Living and volunteering in Diriamba was an incredible and unique experience. I learnt so much in just one month from the places I went, things I did and, more than anything, the people I met. I’m amazed by the connections I made with people and the town in such a short amount of time, and already can’t wait until I can go back-Nicaragua definitely found a place in my heart!

Before going to Nicaragua, my Spanish was pretty basic, and just before I left I started worrying that I’d made a massive mistake and was going to be completely out of my depth-in a totally different country, on my own, and not being able to understand people (let alone try and teach them!). It turned out, my worrying was completely unnecessary: although living and working in a language I didn’t know very well was a challenge, and mentally tiring at times, everyone was so patient and helpful and my Spanish improved so fast! Nicaraguans’ laid-back, friendly and helpful nature and the fact that almost nobody in Diriamba speaks English (as it’s not on the tourist trail) made it the perfect place to learn Spanish.

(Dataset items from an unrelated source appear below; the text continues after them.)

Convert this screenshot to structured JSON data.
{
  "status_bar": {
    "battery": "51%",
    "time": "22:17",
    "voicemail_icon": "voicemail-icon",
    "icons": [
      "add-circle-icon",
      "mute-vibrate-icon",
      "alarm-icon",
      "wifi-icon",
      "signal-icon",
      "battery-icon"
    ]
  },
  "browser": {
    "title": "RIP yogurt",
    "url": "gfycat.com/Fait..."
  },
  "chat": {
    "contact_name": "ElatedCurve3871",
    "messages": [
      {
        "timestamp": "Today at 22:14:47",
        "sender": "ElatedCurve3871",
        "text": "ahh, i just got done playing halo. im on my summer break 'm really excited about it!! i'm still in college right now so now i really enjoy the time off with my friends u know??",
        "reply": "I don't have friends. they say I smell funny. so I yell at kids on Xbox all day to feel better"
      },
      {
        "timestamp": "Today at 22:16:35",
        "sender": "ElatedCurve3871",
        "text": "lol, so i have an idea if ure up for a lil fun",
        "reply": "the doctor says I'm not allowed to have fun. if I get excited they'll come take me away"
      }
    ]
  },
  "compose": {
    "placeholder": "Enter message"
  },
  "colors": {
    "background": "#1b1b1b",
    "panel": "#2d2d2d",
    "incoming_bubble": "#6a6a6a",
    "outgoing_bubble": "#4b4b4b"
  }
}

Living with a host family is the best way to immerse yourself in the culture, lifestyle and language of the country you are in, and it completely enriched my experience of volunteering. I loved having the time to properly get to know my family, and learn about their beliefs, experiences, opinions and just day-to-day living. It was really interesting to see things from the perspective of people who live in a culture and country completely different to my own, and very eye-opening! (Also, eating rice and beans three times a day was not as hard or tedious as I expected-I actually started loving them after a week or two, and couldn’t wait for meals!)

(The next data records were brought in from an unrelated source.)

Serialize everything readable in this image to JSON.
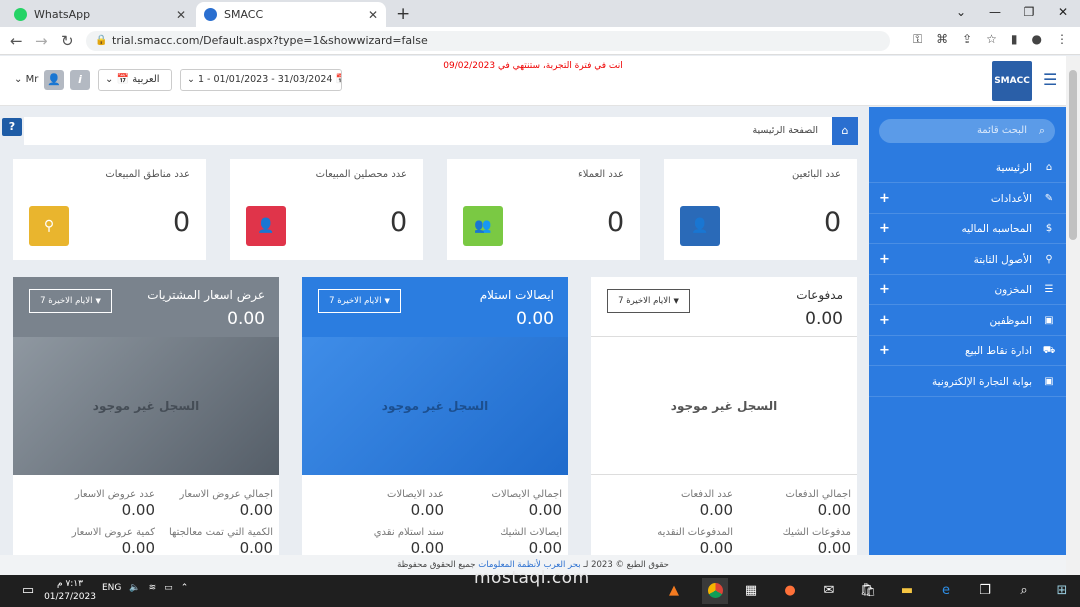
{
  "browser": {
    "tabs": [
      {
        "label": "WhatsApp"
      },
      {
        "label": "SMACC"
      }
    ],
    "new_tab": "+",
    "url": "trial.smacc.com/Default.aspx?type=1&showwizard=false"
  },
  "header": {
    "trial_notice": "انت في فترة التجربة، ستنتهي في 09/02/2023",
    "user": "Mr",
    "info": "i",
    "language": "العربية",
    "date_range": "1 - 01/01/2023 - 31/03/2024",
    "logo": "SMACC"
  },
  "sidebar": {
    "search_placeholder": "البحث قائمة",
    "items": [
      {
        "label": "الرئيسية",
        "icon": "home-icon",
        "glyph": "⌂",
        "expandable": false
      },
      {
        "label": "الأعدادات",
        "icon": "wrench-icon",
        "glyph": "✎",
        "expandable": true
      },
      {
        "label": "المحاسبه الماليه",
        "icon": "dollar-icon",
        "glyph": "$",
        "expandable": true
      },
      {
        "label": "الأصول الثابتة",
        "icon": "pin-icon",
        "glyph": "⚲",
        "expandable": true
      },
      {
        "label": "المخزون",
        "icon": "list-icon",
        "glyph": "☰",
        "expandable": true
      },
      {
        "label": "الموظفين",
        "icon": "money-icon",
        "glyph": "▣",
        "expandable": true
      },
      {
        "label": "ادارة نقاط البيع",
        "icon": "cart-icon",
        "glyph": "⛟",
        "expandable": true
      },
      {
        "label": "بوابة التجارة الإلكترونية",
        "icon": "money-icon",
        "glyph": "▣",
        "expandable": false
      }
    ]
  },
  "breadcrumb": {
    "label": "الصفحة الرئيسية"
  },
  "help": "?",
  "stats": [
    {
      "title": "عدد البائعين",
      "value": "0",
      "color": "#2a6ab8",
      "icon": "user-icon"
    },
    {
      "title": "عدد العملاء",
      "value": "0",
      "color": "#7ac943",
      "icon": "users-icon"
    },
    {
      "title": "عدد محصلين المبيعات",
      "value": "0",
      "color": "#e0344a",
      "icon": "user-icon"
    },
    {
      "title": "عدد مناطق المبيعات",
      "value": "0",
      "color": "#e9b52e",
      "icon": "map-marker-icon"
    }
  ],
  "cards": [
    {
      "title": "مدفوعات",
      "amount": "0.00",
      "period": "7 الايام الاخيرة",
      "empty": "السجل غير موجود",
      "metrics": [
        {
          "label": "اجمالي الدفعات",
          "value": "0.00"
        },
        {
          "label": "عدد الدفعات",
          "value": "0.00"
        },
        {
          "label": "مدفوعات الشيك",
          "value": "0.00"
        },
        {
          "label": "المدفوعات النقديه",
          "value": "0.00"
        }
      ]
    },
    {
      "title": "ايصالات استلام",
      "amount": "0.00",
      "period": "7 الايام الاخيرة",
      "empty": "السجل غير موجود",
      "metrics": [
        {
          "label": "اجمالي الايصالات",
          "value": "0.00"
        },
        {
          "label": "عدد الايصالات",
          "value": "0.00"
        },
        {
          "label": "ايصالات الشيك",
          "value": "0.00"
        },
        {
          "label": "سند استلام نقدي",
          "value": "0.00"
        }
      ]
    },
    {
      "title": "عرض اسعار المشتريات",
      "amount": "0.00",
      "period": "7 الايام الاخيرة",
      "empty": "السجل غير موجود",
      "metrics": [
        {
          "label": "اجمالي عروض الاسعار",
          "value": "0.00"
        },
        {
          "label": "عدد عروض الاسعار",
          "value": "0.00"
        },
        {
          "label": "الكمية التي تمت معالجتها",
          "value": "0.00"
        },
        {
          "label": "كمية عروض الاسعار",
          "value": "0.00"
        }
      ]
    }
  ],
  "footer": {
    "prefix": "حقوق الطبع © 2023 لـ",
    "link": "بحر العرب لأنظمة المعلومات",
    "suffix": "جميع الحقوق محفوظة"
  },
  "taskbar": {
    "time": "٧:١٣ م",
    "date": "01/27/2023",
    "lang": "ENG"
  },
  "watermark": "mostaql.com"
}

Teaching was a completely new experience for me; the idea of standing up in front of a class full of children was quite daunting! I had two classes, fifth and sixth grades, which showed me two very different sides of teaching. Fifth grade were loving, lively children, eager to learn and quick to understand. They were an absolute pleasure to teach and I just wanted more time so I could get to know them better and continue to help them progress! Sixth grade were definitely more of a challenge, as most fourteen and fifteen year olds are, and I had my work cut out to keep them engaged and learning instead of gossiping and doodling on paper… Although my lessons with sixth grade were more tiring and less immediately rewarding than fifth, they definitely pushed me to be more creative with my teaching. It was a good reminder that doing things which are challenging or out of your ‘comfort zone’ are always positive, teaching you new skills and improving you as a person. Teaching both classes were valuable and memorable experiences.

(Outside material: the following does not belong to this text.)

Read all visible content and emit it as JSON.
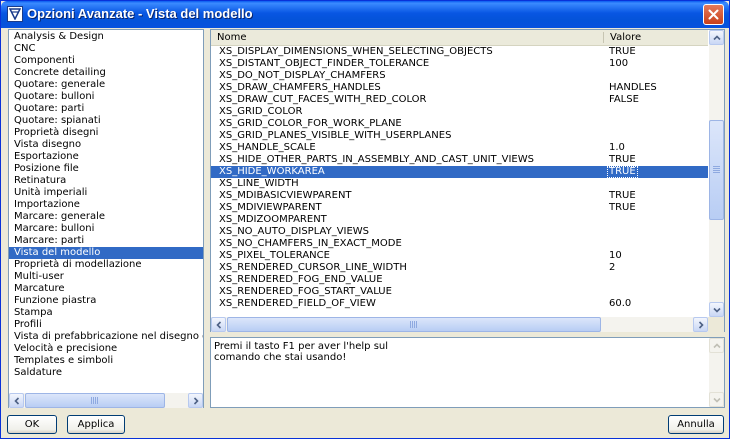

One, Two…Tree! were great to work with and for, and I am so pleased that I had the opportunity to contribute to a wonderful project run by such good-hearted, lovely people! As for Nicaragua…all I can say is BEAUTIFUL. Everything from the landscape and nature, to the buildings, streets full of horses and carts and ‘moto’ taxis, and (of course) the people. Having the opportunity to travel around on the weekends and my days off (which is really easy and cheap-I was amazed at how good the Nicaraguan transport system is) took me to some incredible places, and I was surprised at how quickly Diriamba started feeling like home!

I could go on and on about all the great experiences I had, but I think I’ll stop here. I have so much gratitude to Pedro, Maru, my host family, all my students and everyone at APAN for making my time so valuable, unforgettable and amazing. Gracias!!